Continuity Assumptions in Cake-Cutting

TL;DR

This paper clarifies the measure-theoretic foundations of cake-cutting, proposing the Borel σ-algebra and sliceable measures as the appropriate framework, and analyzes the relationships between divisibility and absolute continuity properties.

Contribution

It identifies the suitable measure-theoretic setting for cake-cutting and clarifies the relationship between continuity properties like divisibility and absolute continuity.

Findings

Borel σ-algebra is the appropriate family of sets for cake pieces.

Sliceable Borel measures are suitable for evaluation.

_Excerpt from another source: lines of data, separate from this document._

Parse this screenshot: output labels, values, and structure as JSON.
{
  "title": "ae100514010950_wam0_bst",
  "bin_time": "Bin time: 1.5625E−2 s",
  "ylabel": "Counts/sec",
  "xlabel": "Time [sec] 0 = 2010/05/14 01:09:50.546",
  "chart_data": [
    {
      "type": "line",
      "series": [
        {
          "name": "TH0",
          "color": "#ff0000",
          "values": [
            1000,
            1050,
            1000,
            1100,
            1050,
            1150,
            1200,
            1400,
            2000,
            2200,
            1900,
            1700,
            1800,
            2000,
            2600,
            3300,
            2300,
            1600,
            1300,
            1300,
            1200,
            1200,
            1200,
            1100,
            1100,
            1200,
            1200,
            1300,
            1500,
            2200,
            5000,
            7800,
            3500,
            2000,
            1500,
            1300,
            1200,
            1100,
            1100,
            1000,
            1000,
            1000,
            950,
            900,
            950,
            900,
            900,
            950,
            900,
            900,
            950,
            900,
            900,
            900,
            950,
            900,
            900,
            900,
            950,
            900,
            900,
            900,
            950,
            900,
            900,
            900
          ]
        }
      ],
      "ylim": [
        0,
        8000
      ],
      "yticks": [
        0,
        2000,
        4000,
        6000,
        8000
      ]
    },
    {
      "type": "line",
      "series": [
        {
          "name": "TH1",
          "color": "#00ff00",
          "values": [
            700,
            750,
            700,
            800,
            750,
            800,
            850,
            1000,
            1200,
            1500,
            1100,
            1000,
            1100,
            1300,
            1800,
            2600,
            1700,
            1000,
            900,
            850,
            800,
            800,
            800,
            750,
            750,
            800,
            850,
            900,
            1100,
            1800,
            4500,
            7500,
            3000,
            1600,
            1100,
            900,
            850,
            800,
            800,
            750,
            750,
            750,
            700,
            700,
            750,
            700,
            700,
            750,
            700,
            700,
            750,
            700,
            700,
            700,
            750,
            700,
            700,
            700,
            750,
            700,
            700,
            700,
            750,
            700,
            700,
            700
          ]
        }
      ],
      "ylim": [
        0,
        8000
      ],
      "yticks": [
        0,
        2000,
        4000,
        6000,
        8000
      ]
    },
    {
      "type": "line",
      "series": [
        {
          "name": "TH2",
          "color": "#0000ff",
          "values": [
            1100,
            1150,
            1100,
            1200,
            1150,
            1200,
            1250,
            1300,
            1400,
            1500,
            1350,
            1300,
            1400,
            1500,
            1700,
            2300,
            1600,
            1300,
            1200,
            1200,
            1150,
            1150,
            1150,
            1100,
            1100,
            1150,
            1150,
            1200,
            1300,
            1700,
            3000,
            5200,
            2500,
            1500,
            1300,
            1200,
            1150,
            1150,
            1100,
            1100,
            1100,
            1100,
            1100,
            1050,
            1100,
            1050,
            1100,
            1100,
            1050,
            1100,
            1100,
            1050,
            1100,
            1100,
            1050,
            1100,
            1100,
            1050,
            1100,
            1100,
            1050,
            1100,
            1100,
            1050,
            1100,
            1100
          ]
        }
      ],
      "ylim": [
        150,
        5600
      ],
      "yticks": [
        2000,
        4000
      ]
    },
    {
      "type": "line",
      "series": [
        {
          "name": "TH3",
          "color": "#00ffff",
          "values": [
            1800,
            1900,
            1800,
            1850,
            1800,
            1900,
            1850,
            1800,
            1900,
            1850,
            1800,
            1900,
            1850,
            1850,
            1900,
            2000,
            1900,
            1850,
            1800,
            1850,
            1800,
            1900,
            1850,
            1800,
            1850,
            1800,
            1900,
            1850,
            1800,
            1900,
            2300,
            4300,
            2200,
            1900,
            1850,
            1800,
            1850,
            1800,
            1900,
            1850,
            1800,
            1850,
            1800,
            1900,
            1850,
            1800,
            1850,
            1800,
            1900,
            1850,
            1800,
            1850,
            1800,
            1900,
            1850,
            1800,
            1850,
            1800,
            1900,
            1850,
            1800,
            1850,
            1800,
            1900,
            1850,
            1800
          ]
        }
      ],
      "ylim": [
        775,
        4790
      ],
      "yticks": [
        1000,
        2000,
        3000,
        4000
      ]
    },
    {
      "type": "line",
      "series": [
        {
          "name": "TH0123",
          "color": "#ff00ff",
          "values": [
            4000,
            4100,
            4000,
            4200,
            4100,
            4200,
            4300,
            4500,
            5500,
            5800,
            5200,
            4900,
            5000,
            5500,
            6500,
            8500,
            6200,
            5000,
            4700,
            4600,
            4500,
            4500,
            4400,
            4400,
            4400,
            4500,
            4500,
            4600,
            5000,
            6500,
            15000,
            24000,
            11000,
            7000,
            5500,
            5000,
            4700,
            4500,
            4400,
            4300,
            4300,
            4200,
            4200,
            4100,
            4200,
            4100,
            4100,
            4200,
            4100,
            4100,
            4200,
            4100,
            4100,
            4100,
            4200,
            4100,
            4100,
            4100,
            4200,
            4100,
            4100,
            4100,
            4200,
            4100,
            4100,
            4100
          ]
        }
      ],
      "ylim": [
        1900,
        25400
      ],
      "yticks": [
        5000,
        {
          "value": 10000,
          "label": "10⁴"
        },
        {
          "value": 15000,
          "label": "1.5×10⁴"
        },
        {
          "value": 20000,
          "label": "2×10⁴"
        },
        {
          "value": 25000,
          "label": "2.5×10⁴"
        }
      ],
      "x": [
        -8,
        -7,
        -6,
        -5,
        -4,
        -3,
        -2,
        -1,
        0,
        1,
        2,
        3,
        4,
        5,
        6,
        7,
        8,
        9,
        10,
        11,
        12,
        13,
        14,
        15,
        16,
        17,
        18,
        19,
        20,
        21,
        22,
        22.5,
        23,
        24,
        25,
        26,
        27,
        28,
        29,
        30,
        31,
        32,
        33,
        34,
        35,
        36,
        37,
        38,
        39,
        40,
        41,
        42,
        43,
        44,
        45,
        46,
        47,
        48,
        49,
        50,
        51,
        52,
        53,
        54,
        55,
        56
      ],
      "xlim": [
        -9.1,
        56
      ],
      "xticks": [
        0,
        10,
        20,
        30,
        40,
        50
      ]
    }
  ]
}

Divisibility is equivalent to being atom-free, while absolute continuity is a stronger condition.

Abstract

In important papers on cake-cutting -- one of the key areas in fair division and resource allocation -- the measure-theoretical fundamentals are not fully correctly given. It is not clear (i) which family of sets should be taken for the pieces of cake, (ii) which set-functions should be used for evaluating the pieces, and (iii) which is the relationship between various continuity properties appearing in cake-cutting. We show that probably the best choice for the familiy of subsets of $[0,1]$ is the Borel $\sigma$-algebra and for the set-function any `sliceable' Borel measure. At least in dimension one it does not make sense to work with only finitely additive contents on finite unions of intervals. For the continuity property we see two possibilities. The weaker is the traditional divisibility property, which is equivalent to being atom-free. The stronger is simply absolute continuity with respect to Lebesgue measure. We also consider the case of a base set (cake or pie) more general than $[0,1]$.